IPED
IPED copied to clipboard
Do not allow connections when the model is loaded
Some of our transcriptions workers were not able to load the model, I think that with this kind of exception should be better to close the application. This way is easier to see that there is something wrong with that worker. What do you think @lfcnassif ?
You mean the java process, right? It's fine to me but we need to continue to log the error before closing, otherwise non kubernetes users will be in a dark room in this situation...
I agree with you, the message should be logged before closing the application. I think that this behavior is better even to who is not using kubernets, as it will not sent files the problematic node.
Problematic nodes that didn't load the model correctly are accepting transcription requests? If yes, this seems a bug. I thought they would try to load the model indefinitely and don't accept requests, but I'm away of my computer right now to check.
Yes they accept connections and send the following erro to the IPED client:
2023-08-04 16:50:04 [WARN] [task.transcript.RemoteWav2Vec2TranscriptTask] Fail to transcribe on server: 10.61.86.41:8000 audio: base-audios-teste.zip>>base-audios-teste/20/PTT-20211103-WA0034.opus error: Exception while transcribing: java.lang.RuntimeException: iped.exception.IPEDException: Error loading '/home/transcript/.cache/huggingface/hub/models--jonatasgrosman--wav2vec2-xls-r-1b-portuguese/snapshots/8926743abe7e95bb81b64305cb3c5fa85173f6b0' transcription model..
Was this caused by a GPU driver update in the host machine? AFAIK the java process starts to listen for requests just after all transcription python processes, that load the model, start correctly. After initial start up and after transcribing some audios, if the python processes crash eventually, e.g. because of a host driver inadvertently updated by the host system, that may cause this situation, since IPED would try to restart the python processes again...
So I suggest to exit the java process just if this specific model loading error occurs. The transcription process may crash because of other things, like corrupted audios or rare bugs in the transcription library, and we should retry in those situations.
I'm aware that other issues may occur, so I think that this is the approach.

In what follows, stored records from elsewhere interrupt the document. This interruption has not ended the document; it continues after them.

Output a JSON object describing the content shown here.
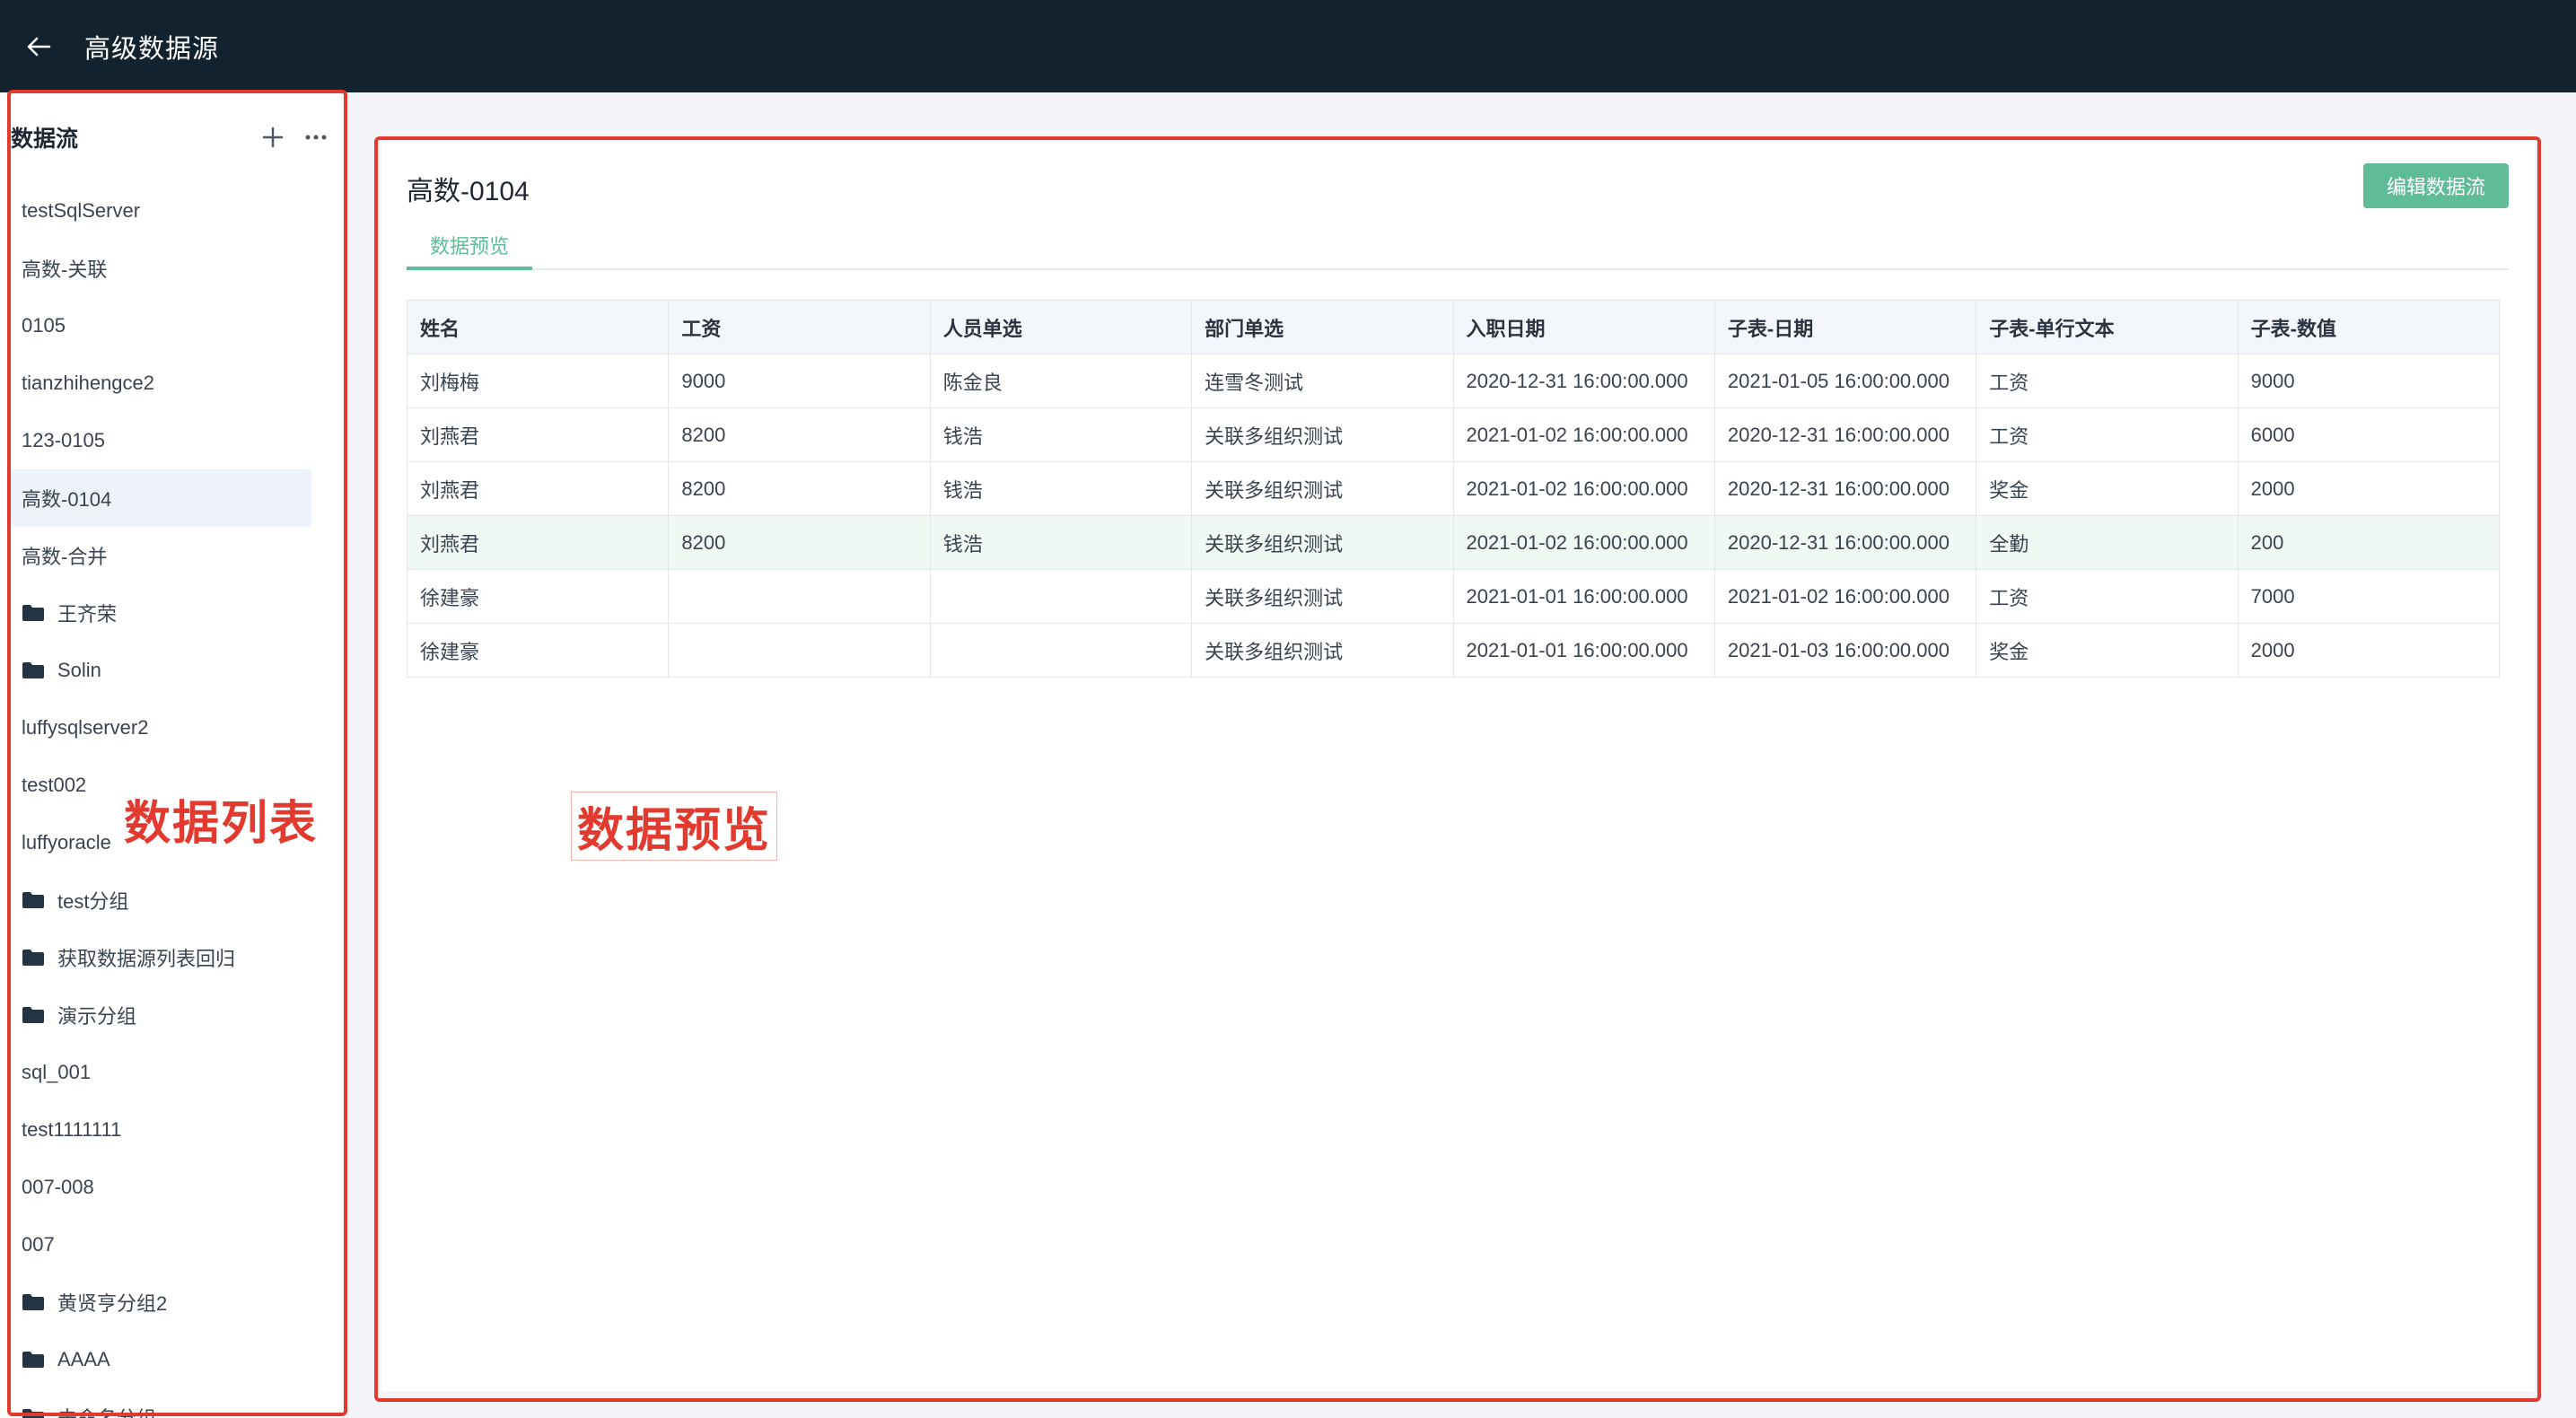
{
  "app": {
    "title": "高级数据源"
  },
  "sidebar": {
    "title": "数据流",
    "items": [
      {
        "label": "testSqlServer",
        "type": "item"
      },
      {
        "label": "高数-关联",
        "type": "item"
      },
      {
        "label": "0105",
        "type": "item"
      },
      {
        "label": "tianzhihengce2",
        "type": "item"
      },
      {
        "label": "123-0105",
        "type": "item"
      },
      {
        "label": "高数-0104",
        "type": "item",
        "active": true
      },
      {
        "label": "高数-合并",
        "type": "item"
      },
      {
        "label": "王齐荣",
        "type": "folder"
      },
      {
        "label": "Solin",
        "type": "folder"
      },
      {
        "label": "luffysqlserver2",
        "type": "item"
      },
      {
        "label": "test002",
        "type": "item"
      },
      {
        "label": "luffyoracle",
        "type": "item"
      },
      {
        "label": "test分组",
        "type": "folder"
      },
      {
        "label": "获取数据源列表回归",
        "type": "folder"
      },
      {
        "label": "演示分组",
        "type": "folder"
      },
      {
        "label": "sql_001",
        "type": "item"
      },
      {
        "label": "test1111111",
        "type": "item"
      },
      {
        "label": "007-008",
        "type": "item"
      },
      {
        "label": "007",
        "type": "item"
      },
      {
        "label": "黄贤亨分组2",
        "type": "folder"
      },
      {
        "label": "AAAA",
        "type": "folder"
      },
      {
        "label": "未命名分组",
        "type": "folder"
      }
    ]
  },
  "main": {
    "title": "高数-0104",
    "edit_button": "编辑数据流",
    "tabs": [
      {
        "label": "数据预览"
      }
    ],
    "table": {
      "columns": [
        "姓名",
        "工资",
        "人员单选",
        "部门单选",
        "入职日期",
        "子表-日期",
        "子表-单行文本",
        "子表-数值"
      ],
      "rows": [
        [
          "刘梅梅",
          "9000",
          "陈金良",
          "连雪冬测试",
          "2020-12-31 16:00:00.000",
          "2021-01-05 16:00:00.000",
          "工资",
          "9000"
        ],
        [
          "刘燕君",
          "8200",
          "钱浩",
          "关联多组织测试",
          "2021-01-02 16:00:00.000",
          "2020-12-31 16:00:00.000",
          "工资",
          "6000"
        ],
        [
          "刘燕君",
          "8200",
          "钱浩",
          "关联多组织测试",
          "2021-01-02 16:00:00.000",
          "2020-12-31 16:00:00.000",
          "奖金",
          "2000"
        ],
        [
          "刘燕君",
          "8200",
          "钱浩",
          "关联多组织测试",
          "2021-01-02 16:00:00.000",
          "2020-12-31 16:00:00.000",
          "全勤",
          "200"
        ],
        [
          "徐建豪",
          "",
          "",
          "关联多组织测试",
          "2021-01-01 16:00:00.000",
          "2021-01-02 16:00:00.000",
          "工资",
          "7000"
        ],
        [
          "徐建豪",
          "",
          "",
          "关联多组织测试",
          "2021-01-01 16:00:00.000",
          "2021-01-03 16:00:00.000",
          "奖金",
          "2000"
        ]
      ],
      "highlighted_row": 3
    }
  },
  "annotations": {
    "sidebar_label": "数据列表",
    "preview_label": "数据预览",
    "color": "#e23a2e"
  },
  "colors": {
    "topbar": "#13222f",
    "accent": "#5fbc97"
  }
}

Maybe we can try to detect when several audios in sequence are failing and abort the process, do you think that this can happen in a recoverable error?
Maybe we can try to detect when several audios in sequence are failing and abort the process, do you think that this can happen in a recoverable error?
That is a good idea, many failures in sequence on different audios probably means something is very bad with the service.
@hauck-jvsh do you remember if we implemented this?
I'm aware that other issues may occur, so I think that this is the approach. Maybe we can try to detect when several audios in sequence are failing and abort the process, do you think that this can happen in a recoverable error?
This wasn't implemented, but the part of not allowing audios when the model is being loaded is already running.
but the part of not allowing audios when the model is being loaded is already running.
Ok, seems it was implemented in https://github.com/sepinf-inc/IPED/pull/1944 so I'm closing this as completed.